While it has been previously thought that the DCIS-associated premalignant pathway that exists among sporadic breast cancers is not present within the BRCA-associated disease spectrum [12,13] we found that over 80% of all BRCA-associated invasive tumors had concurrent DCIS. Prior studies have found rates of BRCA-associated DCIS among invasive tumors to be as low as 20% to 56% [14,15], while studies of sporadic invasive breast tumors have found rates of concurrent DCIS ranging from 56% to 71% [13,15]. In our study we also found that among patients with IBC and concurrent DCIS, the concordance of biomarker expression between the in situ and the invasive components was remarkably high, the majority of DCIS was found intermixed with the invasive tumor or in close proximity of it, and most of the DCIS was high-grade.
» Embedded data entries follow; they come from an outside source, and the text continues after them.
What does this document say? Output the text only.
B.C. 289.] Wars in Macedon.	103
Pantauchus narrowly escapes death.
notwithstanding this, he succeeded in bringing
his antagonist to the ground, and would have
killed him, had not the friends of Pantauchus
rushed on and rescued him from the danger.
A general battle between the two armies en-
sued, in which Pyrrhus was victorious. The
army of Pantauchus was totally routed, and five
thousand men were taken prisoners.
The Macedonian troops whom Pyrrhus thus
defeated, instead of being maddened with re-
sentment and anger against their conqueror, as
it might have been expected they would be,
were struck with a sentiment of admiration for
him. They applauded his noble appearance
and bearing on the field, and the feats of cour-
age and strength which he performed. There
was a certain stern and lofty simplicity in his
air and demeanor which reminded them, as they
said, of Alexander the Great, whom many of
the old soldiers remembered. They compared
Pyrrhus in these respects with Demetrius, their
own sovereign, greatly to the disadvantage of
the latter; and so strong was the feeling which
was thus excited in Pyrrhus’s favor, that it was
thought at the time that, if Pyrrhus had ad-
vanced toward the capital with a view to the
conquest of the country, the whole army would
Together, these findings provide a strong argument for the existence of a DCIS-associated premalignant pathway among patients with BRCA mutations, with the entrance point for BRCA-associated DCIS at the high-grade stage, unlike the progression pathway of sporadic breast tumors which is thought to begin with low-grade in situ disease [16,17].
There are few studies that have examined expression of oncodrivers aside from estrogen receptor, progesterone receptor, and/or HER2/neu in BRCA-associated DCIS [8,18]. In addition to these known receptors, our study evaluated HER1, HER3, and c-MET in a large cohort of DCIS specimens providing a substantial contribution to the current literature regarding oncodriver expression in hereditary breast cancer. Unlike sporadic breast cancer where HER-2 is very prevalent in DCIS, there was a paucity of HER-2 expression in BRCA1- and BRCA2-carriers but rather both HER3 and c-MET were expressed in the DCIS. Expression of these oncodrivers was maintained in the associated invasive breast cancer. This finding begs the consideration of how to implement strategies to target these oncodriver signaling pathways in BRCA mutation carriers, so to prevent the development of DCIS and invasive tumors.
The findings described above substantiate the existence of a DCISassociated premalignant pathway in BRCA mutation carriers, and as such, calls attention to in situ carcinoma as an unexploited target for prevention of hereditary invasive breast cancers. Furthermore, the results bring light to two understudied oncodrivers: c-MET and HER-3, both which are present in BRCA-associated DCIS independent of triple negative or estrogen receptor positivity and may serve as targets for the development of prevention strategies moving forward. BRCA mutation carriers are a unique patient population deserving to be the subject of further investigation in the arena of cancer prevention. Until we develop and implement novel prevention strategies targeted for BRCA mutation carriers, these high-risk patients will unfortunately be left with few efficacious prevention strategies outside of invasive surgical prophylaxis.